Tango (1985)

Testi e disegni di Hugo Pratt
(collaborazione grafica di Guido Fuga per i tram, le auto, la stazione)

Storia unica di 53 tavole apparsa a puntate sulla rivista “Corto Maltese”, dal n° 21 del giugno 1985, edizioni Rizzoli.

Nel 1923 a San Isidro, sobborgo nei pressi di Buenos Aires, Corto Maltese sta indagando sulla scomparsa di Louise Brookszowyc, implicata nella “Warsavia”, un’organizzazione polacca dedita al traffico di prostitute, i cui intenti sono esposti da Fosforito, un amico di Corto. Più che la ricerca di Louise, per la verità, è il desiderio di vendicarne la morte che spinge Corto in Argentina, nel tentativo di rintracciare e portare a salvamento la figlia di Louise, una bambina di tre anni. Il tema centrale del racconto, attorno al quale si muovono tutti i protagonisti, è però quello dei grandi latifondisti argentini, proprietari di enormi allevamenti di pecore, che gestiscono l’intera industria laniera della nazione. A rappresentare questo aspetto capitalistico, Pratt elegge la figura del granitico señor Habban, losco ma potentissimo individuo che manovra a piacimento la polizia (ispettore Estevez) e le istituzioni. Alla fine Corto Maltese riuscirà a ritrovare la figlia di Louise e a portarla in salvo, non senza grossi rischi.

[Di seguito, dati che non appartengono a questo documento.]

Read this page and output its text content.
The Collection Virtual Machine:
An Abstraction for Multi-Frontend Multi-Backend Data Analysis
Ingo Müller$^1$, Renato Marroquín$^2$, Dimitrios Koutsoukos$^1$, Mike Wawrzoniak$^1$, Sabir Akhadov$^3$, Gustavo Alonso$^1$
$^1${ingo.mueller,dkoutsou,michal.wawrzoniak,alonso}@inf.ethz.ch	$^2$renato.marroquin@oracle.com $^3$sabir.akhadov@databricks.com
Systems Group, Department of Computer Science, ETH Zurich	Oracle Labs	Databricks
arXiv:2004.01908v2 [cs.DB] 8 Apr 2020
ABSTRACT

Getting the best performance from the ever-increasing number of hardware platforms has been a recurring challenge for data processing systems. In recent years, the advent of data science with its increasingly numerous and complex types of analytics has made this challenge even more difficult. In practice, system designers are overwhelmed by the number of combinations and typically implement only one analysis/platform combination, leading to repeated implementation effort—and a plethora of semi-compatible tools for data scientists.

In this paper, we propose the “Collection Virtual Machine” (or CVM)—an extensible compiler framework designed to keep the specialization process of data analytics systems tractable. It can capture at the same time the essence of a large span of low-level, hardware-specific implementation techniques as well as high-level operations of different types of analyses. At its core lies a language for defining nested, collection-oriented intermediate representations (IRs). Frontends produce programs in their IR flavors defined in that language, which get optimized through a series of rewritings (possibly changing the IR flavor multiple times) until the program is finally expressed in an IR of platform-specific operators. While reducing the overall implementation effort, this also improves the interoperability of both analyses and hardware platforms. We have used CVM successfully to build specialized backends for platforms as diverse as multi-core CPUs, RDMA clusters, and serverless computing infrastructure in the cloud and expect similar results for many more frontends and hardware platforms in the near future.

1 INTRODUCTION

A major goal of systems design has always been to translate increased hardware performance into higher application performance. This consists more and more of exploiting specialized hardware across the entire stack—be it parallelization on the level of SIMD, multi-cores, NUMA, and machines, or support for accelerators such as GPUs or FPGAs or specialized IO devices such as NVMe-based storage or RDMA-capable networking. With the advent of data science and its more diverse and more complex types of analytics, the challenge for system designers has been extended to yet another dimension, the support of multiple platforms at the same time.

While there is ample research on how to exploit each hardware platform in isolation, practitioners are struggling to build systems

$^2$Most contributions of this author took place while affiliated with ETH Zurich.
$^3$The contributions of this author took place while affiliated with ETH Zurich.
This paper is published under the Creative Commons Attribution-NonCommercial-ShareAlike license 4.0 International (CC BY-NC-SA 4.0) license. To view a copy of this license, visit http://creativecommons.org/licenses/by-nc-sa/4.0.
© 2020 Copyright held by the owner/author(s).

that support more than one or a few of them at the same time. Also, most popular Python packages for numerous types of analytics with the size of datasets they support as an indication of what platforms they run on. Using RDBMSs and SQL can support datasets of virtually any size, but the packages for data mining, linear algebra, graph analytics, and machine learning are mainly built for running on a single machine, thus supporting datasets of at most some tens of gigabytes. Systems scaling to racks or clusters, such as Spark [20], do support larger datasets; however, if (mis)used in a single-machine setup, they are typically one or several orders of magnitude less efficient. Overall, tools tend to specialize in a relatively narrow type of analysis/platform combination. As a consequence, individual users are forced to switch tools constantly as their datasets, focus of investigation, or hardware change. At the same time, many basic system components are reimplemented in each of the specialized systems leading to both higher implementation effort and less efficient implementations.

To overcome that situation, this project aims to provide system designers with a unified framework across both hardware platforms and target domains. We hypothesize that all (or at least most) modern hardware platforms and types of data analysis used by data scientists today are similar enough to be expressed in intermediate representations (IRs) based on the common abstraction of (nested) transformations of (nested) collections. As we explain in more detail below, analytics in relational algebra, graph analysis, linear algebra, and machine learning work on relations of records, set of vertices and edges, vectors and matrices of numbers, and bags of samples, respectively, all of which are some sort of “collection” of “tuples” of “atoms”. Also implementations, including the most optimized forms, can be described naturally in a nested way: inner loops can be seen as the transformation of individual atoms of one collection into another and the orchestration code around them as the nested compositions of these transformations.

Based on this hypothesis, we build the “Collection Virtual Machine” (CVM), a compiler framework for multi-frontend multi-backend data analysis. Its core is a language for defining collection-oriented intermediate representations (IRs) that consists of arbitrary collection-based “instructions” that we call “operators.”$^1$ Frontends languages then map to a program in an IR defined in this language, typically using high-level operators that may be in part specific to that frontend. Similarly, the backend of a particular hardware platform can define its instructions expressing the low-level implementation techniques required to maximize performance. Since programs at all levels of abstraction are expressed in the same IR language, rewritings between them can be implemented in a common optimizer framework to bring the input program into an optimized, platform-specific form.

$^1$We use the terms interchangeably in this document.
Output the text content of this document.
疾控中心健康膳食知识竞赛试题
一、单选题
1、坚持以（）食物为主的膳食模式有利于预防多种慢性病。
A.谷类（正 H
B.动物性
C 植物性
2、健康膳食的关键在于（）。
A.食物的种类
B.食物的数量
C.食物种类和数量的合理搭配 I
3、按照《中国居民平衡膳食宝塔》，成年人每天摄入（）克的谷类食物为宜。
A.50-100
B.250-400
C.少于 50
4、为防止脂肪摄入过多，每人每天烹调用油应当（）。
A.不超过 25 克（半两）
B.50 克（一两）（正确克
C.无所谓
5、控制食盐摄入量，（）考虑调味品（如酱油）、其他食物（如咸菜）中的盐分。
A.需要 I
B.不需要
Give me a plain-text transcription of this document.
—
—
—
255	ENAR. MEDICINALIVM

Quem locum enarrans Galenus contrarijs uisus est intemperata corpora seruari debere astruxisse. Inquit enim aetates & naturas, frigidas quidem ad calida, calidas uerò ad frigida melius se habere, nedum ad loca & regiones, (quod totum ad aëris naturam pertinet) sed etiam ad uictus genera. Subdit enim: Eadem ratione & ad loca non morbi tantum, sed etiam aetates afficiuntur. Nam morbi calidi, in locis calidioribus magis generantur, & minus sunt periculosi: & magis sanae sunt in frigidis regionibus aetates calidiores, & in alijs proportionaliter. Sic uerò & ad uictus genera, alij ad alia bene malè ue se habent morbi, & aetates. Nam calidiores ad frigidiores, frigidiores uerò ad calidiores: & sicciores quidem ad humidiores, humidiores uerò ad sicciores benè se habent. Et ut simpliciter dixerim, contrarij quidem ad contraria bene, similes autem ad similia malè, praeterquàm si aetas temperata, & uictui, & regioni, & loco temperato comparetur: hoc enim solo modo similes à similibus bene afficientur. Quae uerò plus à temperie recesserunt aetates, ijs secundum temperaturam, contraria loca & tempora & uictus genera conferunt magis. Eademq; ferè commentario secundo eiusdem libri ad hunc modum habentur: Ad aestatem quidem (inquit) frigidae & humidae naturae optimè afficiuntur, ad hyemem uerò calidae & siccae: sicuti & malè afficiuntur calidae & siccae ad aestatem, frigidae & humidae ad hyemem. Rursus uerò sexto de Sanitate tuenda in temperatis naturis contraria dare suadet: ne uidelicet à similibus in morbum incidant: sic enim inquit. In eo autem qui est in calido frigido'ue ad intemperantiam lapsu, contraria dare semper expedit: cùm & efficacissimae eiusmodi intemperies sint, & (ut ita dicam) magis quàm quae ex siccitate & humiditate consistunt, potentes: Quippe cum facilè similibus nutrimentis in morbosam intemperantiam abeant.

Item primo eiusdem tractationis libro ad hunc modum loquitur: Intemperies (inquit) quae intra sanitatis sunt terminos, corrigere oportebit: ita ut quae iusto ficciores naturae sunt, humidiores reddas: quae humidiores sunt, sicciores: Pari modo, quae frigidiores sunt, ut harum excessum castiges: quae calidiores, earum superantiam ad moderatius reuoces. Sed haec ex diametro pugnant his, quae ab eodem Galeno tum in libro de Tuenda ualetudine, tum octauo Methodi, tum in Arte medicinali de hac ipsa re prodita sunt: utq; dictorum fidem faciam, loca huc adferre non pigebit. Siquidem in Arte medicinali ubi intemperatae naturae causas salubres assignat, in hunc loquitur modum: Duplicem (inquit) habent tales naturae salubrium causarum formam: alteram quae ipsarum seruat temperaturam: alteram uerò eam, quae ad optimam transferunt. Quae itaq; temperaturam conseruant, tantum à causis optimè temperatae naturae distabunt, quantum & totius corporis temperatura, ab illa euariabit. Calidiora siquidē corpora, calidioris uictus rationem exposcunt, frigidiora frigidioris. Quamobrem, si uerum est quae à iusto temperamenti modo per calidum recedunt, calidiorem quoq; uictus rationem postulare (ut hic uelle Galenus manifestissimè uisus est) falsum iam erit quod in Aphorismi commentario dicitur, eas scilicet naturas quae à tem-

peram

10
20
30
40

A salvargli la vita, anche se a sua insaputa, è la giovane nipote del señor Habban, la bella Farias Paso Viola, che riesce a convincere il nonno a lasciar partire Corto Maltese con la bambina senza arrecar loro danno. In questa storia Corto incontra Butch Cassidy, qui al soldo del señor Habban, ma famoso nella realtà dell’epoca per essere stato a capo del mitico “Mucchio Selvaggio” e fuggito in Argentina dopo una vita trascorsa tra sparatorie e assalti ai treni nel West americano. L’atmosfera del racconto è impregnata dalla musica sensuale del tango, che sembra quasi uscire melodicamente dalle tavole disegnate, con i passi di danza inquadrati da Pratt in primi piani di straordinaria efficacia. Importanti i legami letterari con gli scrittori e poeti argentini Leopoldo Lugones (Corto Maltese legge le sue opere) e Jorge Luis Borges (la piccola stazione con il cartello “Borges” come località). Nota: Nelle primissime edizioni, al titolo “Tango” fu abbinato anche quello “Y todo a media luz” (“Tutto a mezza luce” che è anche il titolo di un famoso tango argentino). In seguito questo lavoro fu identificato solo con “Tango”.